I am quite confused about the notion of integrability. In the context of an introduction to complex analysis and Fourier transforms, I am told that if $f$, a complex or real valued function, satisfies the following:
$$ \int_{-\infty}^{\infty} \lvert f(x) \rvert dx<\infty$$
then it is absolutely integrable. However, does this also imply that $f$ is integrable? What can we conclude about $f$ given the above condition on its absolute value (or modulus). I have no notions of Lebesgue integrability.
On
Absolutely integrable and Lebesgue integrable are the same. If you want an example of a function which is absolutely integrable but not Riemann integrable, consider $f(x) = \begin{cases} e^{-x^2} & for \ x\in\mathbb{Q} \\ -e^{-x^2} & for \ x\notin\mathbb{Q} \end{cases}$. This function is not Riemann integrable (it's not continuous almost everywhere), but it's absolute value is just $e^{-x^2}$ which has integral $\sqrt\pi$.

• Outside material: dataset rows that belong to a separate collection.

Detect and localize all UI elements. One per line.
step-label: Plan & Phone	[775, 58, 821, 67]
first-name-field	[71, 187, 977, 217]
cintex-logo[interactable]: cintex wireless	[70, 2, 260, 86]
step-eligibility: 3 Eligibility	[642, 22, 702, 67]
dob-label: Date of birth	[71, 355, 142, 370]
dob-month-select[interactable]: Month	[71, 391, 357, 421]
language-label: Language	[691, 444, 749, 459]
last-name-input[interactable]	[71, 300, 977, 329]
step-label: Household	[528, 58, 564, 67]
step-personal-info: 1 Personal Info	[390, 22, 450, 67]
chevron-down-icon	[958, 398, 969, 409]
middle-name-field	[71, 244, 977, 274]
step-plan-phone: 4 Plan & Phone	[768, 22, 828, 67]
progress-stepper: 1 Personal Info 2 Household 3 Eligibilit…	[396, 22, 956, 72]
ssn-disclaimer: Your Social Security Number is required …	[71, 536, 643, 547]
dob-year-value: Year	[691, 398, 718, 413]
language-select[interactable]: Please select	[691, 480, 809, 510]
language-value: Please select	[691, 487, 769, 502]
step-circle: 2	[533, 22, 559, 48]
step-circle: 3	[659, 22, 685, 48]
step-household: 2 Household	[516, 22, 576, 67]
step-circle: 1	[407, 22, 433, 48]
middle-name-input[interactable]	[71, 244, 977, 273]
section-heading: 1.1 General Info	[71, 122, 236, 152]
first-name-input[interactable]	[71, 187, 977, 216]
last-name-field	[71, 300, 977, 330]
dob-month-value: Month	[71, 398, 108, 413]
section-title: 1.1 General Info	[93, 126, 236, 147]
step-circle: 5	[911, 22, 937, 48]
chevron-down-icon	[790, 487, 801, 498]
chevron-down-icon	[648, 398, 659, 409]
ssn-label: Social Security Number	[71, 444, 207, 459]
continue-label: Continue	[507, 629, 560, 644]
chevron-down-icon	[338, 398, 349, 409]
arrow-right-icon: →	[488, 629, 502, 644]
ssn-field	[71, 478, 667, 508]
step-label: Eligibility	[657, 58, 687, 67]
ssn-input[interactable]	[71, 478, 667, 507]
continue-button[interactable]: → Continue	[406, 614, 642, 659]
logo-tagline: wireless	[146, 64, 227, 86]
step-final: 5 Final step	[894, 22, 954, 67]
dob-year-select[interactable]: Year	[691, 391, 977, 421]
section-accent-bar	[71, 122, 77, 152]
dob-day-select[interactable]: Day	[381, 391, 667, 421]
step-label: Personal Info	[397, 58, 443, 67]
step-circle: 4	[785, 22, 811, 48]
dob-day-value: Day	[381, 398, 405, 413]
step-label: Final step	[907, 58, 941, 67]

A function $f$ is Lebesgue integrable iff its integral exists and $|\int f| <\infty$. However, an equivalent definition is the one you have give above.
For $f$ with a defined (Lebesgue) integral by definition we have $\int f = \int f^+ - \int f^-$. If $f$ is in addition integrable it then $\int f^+ <\infty$ and $\int f^- < \infty$ so $\int f^+ + \int f^- = \int |f| < \infty$ so where I have used the fact that $|f| =f^+ + f^ - $. Thus $|f|$ is integrable as all non-negative functions have a defined integral.
Conversely $|f|$ is integrable then $f^+ \leq |f|$ and $f^- \leq |f|$ so $ \int f^+ < \int |f| < \infty $ and $ \int f^- < \int |f| < \infty $ which implies both the negative and positive parts of $f$ are finite and the integral is thus just the difference of two positive real numbers, so is finite. Thus $f$ is integrable.